Runtime-Augmented LLMs for Crash Detection and Diagnosis in ML Notebooks
New system predicts Jupyter notebook crashes before execution with 7-10% accuracy gains.
A research team from multiple institutions has introduced CRANE-LLM, a breakthrough system that predicts crashes in machine learning notebooks before code execution. The approach addresses a critical pain point in ML development: Jupyter notebooks are notoriously prone to bugs, with crashes disrupting iterative experimentation workflows. CRANE-LLM works by augmenting large language models with structured runtime information extracted from the notebook kernel state, including object types, tensor shapes, and data attributes from previously executed cells.
Technically, the system combines this runtime data with static code context to predict whether a target cell will crash (detection) and explain the underlying cause (diagnosis). The researchers evaluated CRANE-LLM on JunoBench, a comprehensive benchmark of 222 ML notebooks comprising 111 pairs of crashing and corresponding non-crashing notebooks across multiple ML libraries and crash root causes. Across three state-of-the-art LLMs (Gemini, Qwen, and GPT-5), runtime information improved crash detection and diagnosis by 7-10 percentage points in accuracy and 8-11 in F1-score, with larger gains for diagnosis tasks.

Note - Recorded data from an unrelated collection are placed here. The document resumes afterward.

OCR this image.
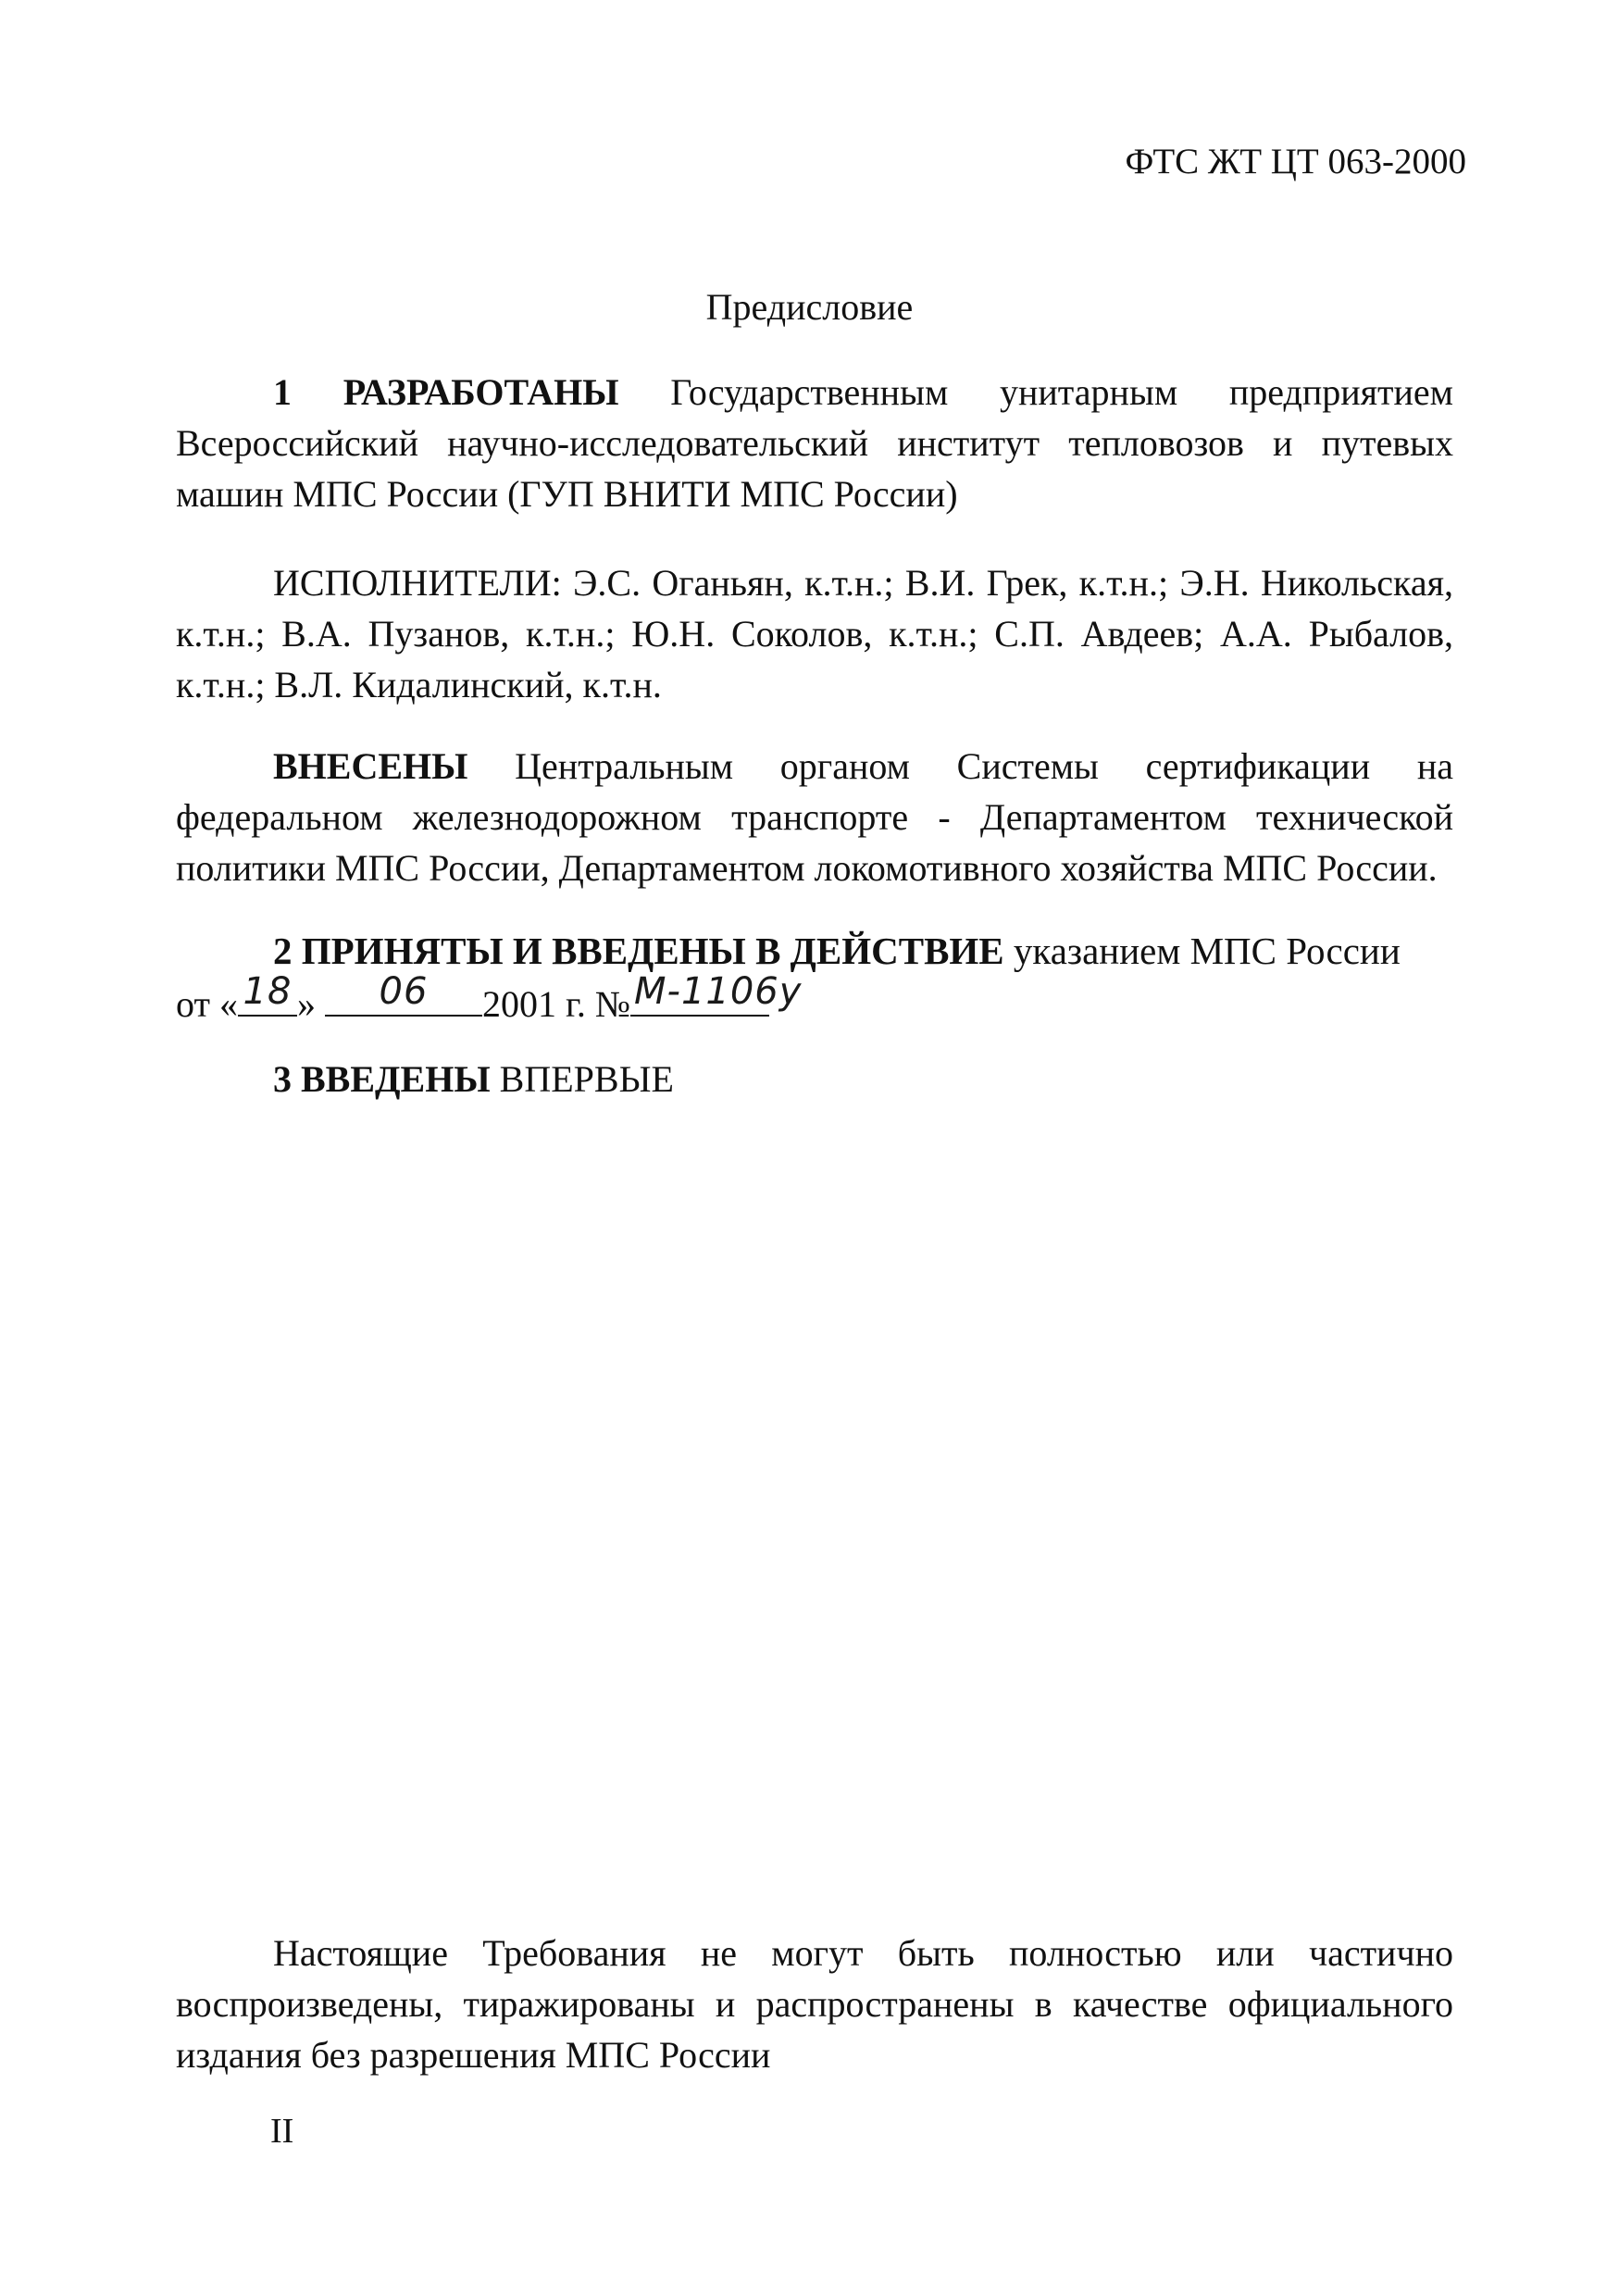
ФТС ЖТ ЦТ 063-2000
Предисловие
1 РАЗРАБОТАНЫ Государственным унитарным предприятием Всероссийский научно-исследовательский институт тепловозов и путевых машин МПС России (ГУП ВНИТИ МПС России)
ИСПОЛНИТЕЛИ: Э.С. Оганьян, к.т.н.; В.И. Грек, к.т.н.; Э.Н. Никольская, к.т.н.; В.А. Пузанов, к.т.н.; Ю.Н. Соколов, к.т.н.; С.П. Авдеев; А.А. Рыбалов, к.т.н.; В.Л. Кидалинский, к.т.н.
ВНЕСЕНЫ Центральным органом Системы сертификации на федеральном железнодорожном транспорте - Департаментом технической политики МПС России, Департаментом локомотивного хозяйства МПС России.
2 ПРИНЯТЫ И ВВЕДЕНЫ В ДЕЙСТВИЕ указанием МПС России
от « 18 »	06	2001 г. № М-1106у
3 ВВЕДЕНЫ ВПЕРВЫЕ
Настоящие Требования не могут быть полностью или частично воспроизведены, тиражированы и распространены в качестве официального издания без разрешения МПС России
II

The improvements varied across ML libraries, crash causes, and LLMs, demonstrating that effective crash prediction depends on integrating complementary categories of runtime information. This research represents a significant advancement over traditional debugging approaches, which typically occur after crashes have already disrupted workflows. By providing pre-execution warnings and diagnoses, CRANE-LLM could transform how data scientists develop ML models, reducing frustration and accelerating experimentation cycles. The system's architecture suggests future applications could extend beyond notebooks to other interactive development environments.

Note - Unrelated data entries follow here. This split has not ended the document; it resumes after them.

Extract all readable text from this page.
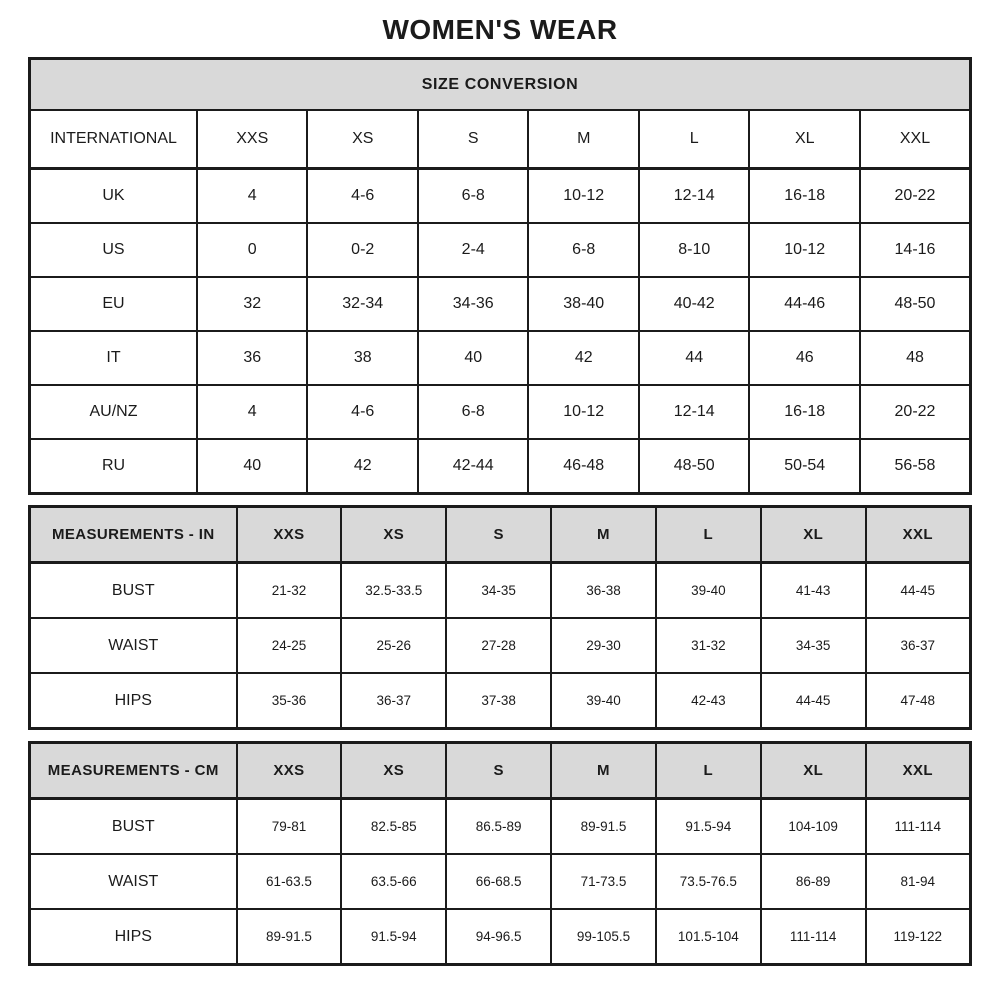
WOMEN'S WEAR
SIZE CONVERSION							
INTERNATIONAL	XXS	XS	S	M	L	XL	XXL
UK	4	4-6	6-8	10-12	12-14	16-18	20-22
US	0	0-2	2-4	6-8	8-10	10-12	14-16
EU	32	32-34	34-36	38-40	40-42	44-46	48-50
IT	36	38	40	42	44	46	48
AU/NZ	4	4-6	6-8	10-12	12-14	16-18	20-22
RU	40	42	42-44	46-48	48-50	50-54	56-58
MEASUREMENTS - IN	XXS	XS	S	M	L	XL	XXL
BUST	21-32	32.5-33.5	34-35	36-38	39-40	41-43	44-45
WAIST	24-25	25-26	27-28	29-30	31-32	34-35	36-37
HIPS	35-36	36-37	37-38	39-40	42-43	44-45	47-48
MEASUREMENTS - CM	XXS	XS	S	M	L	XL	XXL
BUST	79-81	82.5-85	86.5-89	89-91.5	91.5-94	104-109	111-114
WAIST	61-63.5	63.5-66	66-68.5	71-73.5	73.5-76.5	86-89	81-94
HIPS	89-91.5	91.5-94	94-96.5	99-105.5	101.5-104	111-114	119-122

- CRANE-LLM improves crash detection accuracy by 7-10 percentage points across Gemini, Qwen, and GPT-5 models
- System analyzes runtime information including object types and tensor shapes from 222-notebook JunoBench benchmark
- Provides both crash prediction and diagnostic explanations before cell execution, saving debugging time
Why It Matters
Data scientists can catch ML notebook errors before execution, reducing debugging time by 10-20% and accelerating model development cycles.